Bild folgtKI-generierte IllustrationCychrus caraboides (Linnaeus, 1758)
Unverwechselbar ist der Körnige Schaufelläufer durch seinen auffallend schmalen, rüsselartig verlängerten Vorderkörper und die tiefschwarzen, körnig strukturierten Flügeldecken. Mit einer Körperlänge von 14 bis 19 Millimetern gehört er zu den mittelgroßen Laufkäfern (Carabidae). Das Tier ist heliciphag (auf Schnecken spezialisiert) und nutzt seinen schmalen Kopf, um tief in die Gehäuse von Schnecken vorzudringen.
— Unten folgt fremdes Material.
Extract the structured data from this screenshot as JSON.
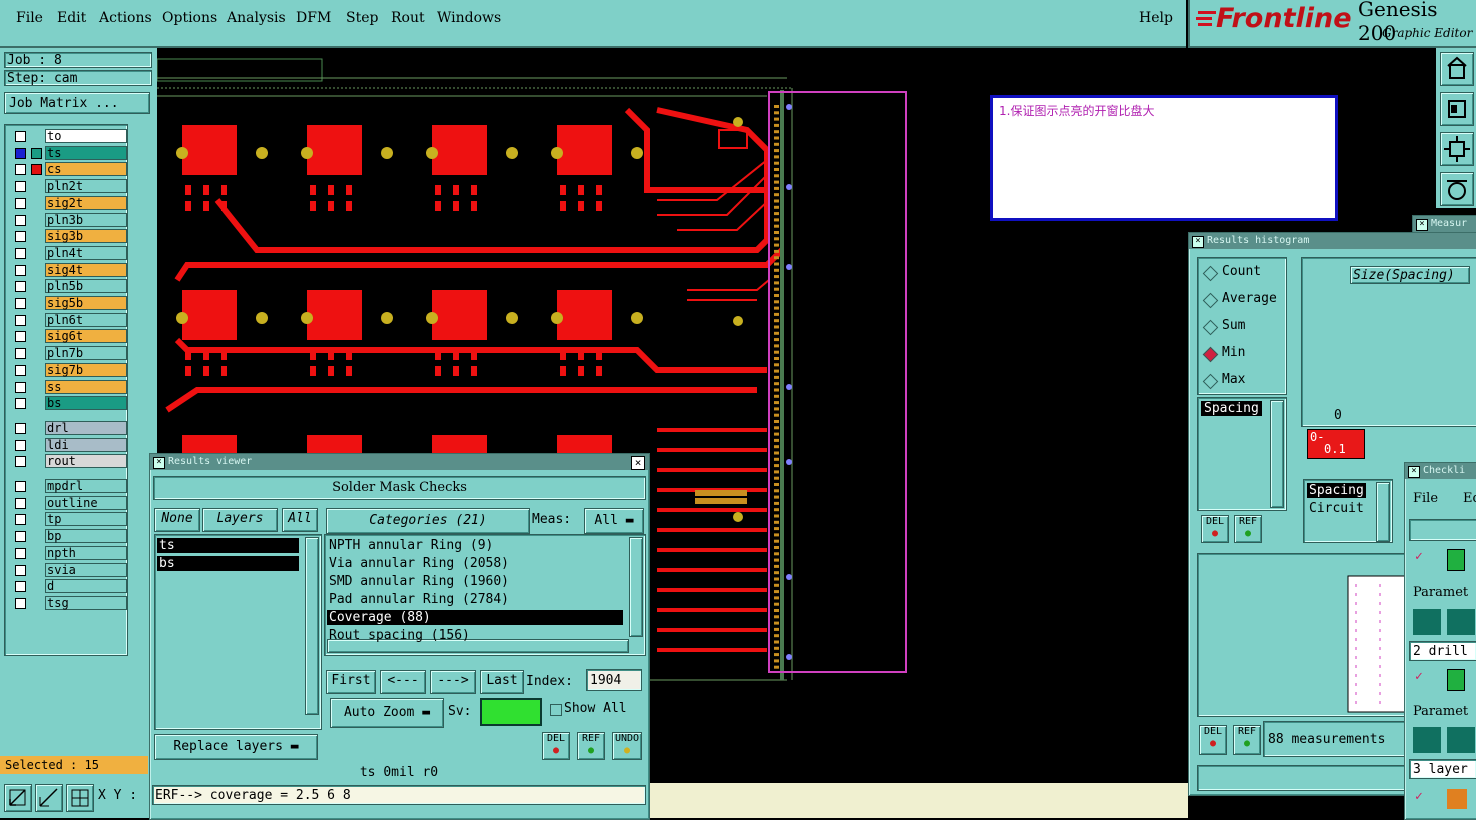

Du findest diesen Nützling oft in schattigen Gartenecken unter Falllaub oder Totholz, wo er tagsüber verborgen bleibt. Er bringt eine Generation pro Jahr hervor, wobei das Weibchen die Eier in die feuchte Erde ablegt. Da der Käfer flugunfähig ist, bleibt er meist standorttreu in deinem Garten, sofern die Bedingungen stimmen. Im Frühling und Sommer profitiert er von bodendeckenden Pflanzen wie der Wald-Erdbeere (Fragaria vesca) oder dem Wald-Ziest (Stachys sylvatica), die für die nötige Bodenfeuchte sorgen. Die Larven leben ebenfalls räuberisch und fressen kleine Schnecken. Er überwintert in der Regel in der Kältestarre (Zustand verlangsamter Lebensvorgänge) unter Rindenstücken oder in Moospolstern. Du kannst ihn gezielt fördern, indem du eine wilde Ecke mit heimischen Gehölzen wie dem Roten Hartriegel (Cornus sanguinea) und liegengebliebenem Laub bewahrst.
Völlig harmlos und ein gern gesehener Gartenbesucher, der bei der natürlichen Regulation von Schnecken hilft. Bei Störung kann er ein streng riechendes Wehrsekret abgeben, weshalb du ihn besser nicht mit bloßen Händen berührst. Er sticht nicht und stellt keine Gefahr für Haustiere oder Menschen dar.
Der Körnige Schaufelläufer (Cychrus caraboides) gehört zur Familie der Laufkäfer (Carabidae) innerhalb der Ordnung der Käfer. Er ist in Deutschland, Österreich und der Schweiz heimisch und besiedelt bevorzugt feuchte, schattige Lebensräume. Markant ist sein verlängerter Halsschild, der eine Anpassung an seine spezielle Ernährungsweise darstellt. Da er keine funktionsfähigen Hinterflügel besitzt, bewegt er sich ausschließlich am Boden fort. Seine nächtliche Lebensweise macht ihn zu einem unauffälligen, aber effektiven Mitbewohner im naturnahen Garten.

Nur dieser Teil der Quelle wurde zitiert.